Cunningham's checkered past
As a bouncer at Jelly Beans Southside Jam in Allentown, Cunningham was ordered to pay more than $1 million after severely beating a bar patron who was annoying others with talk of religion and his missionary work.
In Northampton County, magistrate dockets reveal that, in 1993, harassment and terroristic threats against Cunningham were sent on to County Court. Also in 1993, bad checks, forgery, receiving stolen property and unlawful use of computer charges were sent to court. What happened at the County level is unknown. There is no record. It could be that he was admitted into ARD, a special program for first offenders, after which the charges are dismissed and sometimes expunged.
He still owes Northampton County $354.50 in costs for an old (1991) disorderly conduct conviction. The matter was referred to a collection agency..
In Lehigh County, Cunningham was charged with terroristic threats, harassment, disorderly conduct in 2003. Charges were downgraded to two counts of harassment and he was placed on six months probation and fined $600. He was later brought back to court on contempt charges for ignoring his costs.
Cunningham also has a history of domestic violence. In Lehigh County, Protection From Abuse Act (PFA) contempt charges were filed against Cunningham in 2003. That same year, a PFA was sought and obtained against him in Northampton County. Those PFA charges were eventually dropped by his battered girlfriend after a custody order was entered, assuring that his visitation with his son would be supervised.
Arbitration and Reinstatement
Despite this checkered past and unprofessional behavior as a police officer, Arbitrator Steven Wolf concluded last August that Cunningham was entitled to "one final opportunity." He then gave Fountain Hill and the FOP the opportunity to pay his $12,600 bill for three days of testimony.
Though Cunningham was reinstated, he would never patrol again. Chief Ed Bachert kept him on desk duty. Then, because of "concerns" that needed investigation, Mayor Jose Rosado had Cunningham placed on paid administrative leave. Cunningham himself began making complaints against the Borough with the Equal Employment Opportunity Commission.
The impasse ended with the acceptance of Cunningham's resignation during a special meeting on May 23, along with a $35,000 payment and promise to provide neutral recommendations. Attempting to fire Cunningham again would have been financially irresponsible, according to Mayor Rosado. He explained that the process would take 6-8 months, and that the Borough would pay 2-3 times more in attorney fees than it agreed to pay Cunningham. "There's also no assurance that we would get the outcome that we did receive," he added.
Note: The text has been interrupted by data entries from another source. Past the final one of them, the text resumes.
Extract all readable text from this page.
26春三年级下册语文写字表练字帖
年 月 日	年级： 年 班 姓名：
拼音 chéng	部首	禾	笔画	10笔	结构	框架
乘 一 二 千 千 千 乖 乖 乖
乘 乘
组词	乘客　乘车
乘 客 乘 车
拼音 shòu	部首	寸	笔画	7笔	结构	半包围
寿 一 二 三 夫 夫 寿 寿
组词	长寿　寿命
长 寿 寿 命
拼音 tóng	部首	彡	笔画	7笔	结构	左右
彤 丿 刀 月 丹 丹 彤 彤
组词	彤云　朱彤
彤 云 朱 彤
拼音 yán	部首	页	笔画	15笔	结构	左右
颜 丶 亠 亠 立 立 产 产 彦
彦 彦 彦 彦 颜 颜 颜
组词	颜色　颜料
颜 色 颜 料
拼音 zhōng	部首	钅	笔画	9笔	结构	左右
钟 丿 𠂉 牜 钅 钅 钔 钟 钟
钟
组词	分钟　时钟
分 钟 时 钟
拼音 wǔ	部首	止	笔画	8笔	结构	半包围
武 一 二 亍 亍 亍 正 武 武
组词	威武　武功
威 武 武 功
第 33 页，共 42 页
The six Council members who voted (Carolee Gifford was delayed by a medical emergency at her hospital and missed the vote) all agreed that it was time to part ways with Cunningham. But it was still a fractious meeting, with Council President Larry Rapp and Helen Halleman trading barbs. Rapp voted to approve the resignation settlement, and was joined by Norman E. Blatt, Fred Capuano, and Doug Trotter.
Halleman, joined by Philip Trable, voted to reject the deal. "No, no, no, absolutely not!" she voted. She was disgusted by any financial settlement. "Shame on the arbitrators and my colleagues for voting in favor of this, since [Cunningham] has been collecting full salary and health care benefits for several months."
"Listen up, you citizens of Fountain Hill," she said after the meeting. "These are taxpayer dollars. All gone to waste. When budget time comes, you will all be given a big shot with a tax increase because we are in a bigger than ever deficit. When you go to the polls, you know what you can do? Get on the ballot and help the Borough survive."
Rosado stated that the police force is now down to four full-time officers, plus the Chief.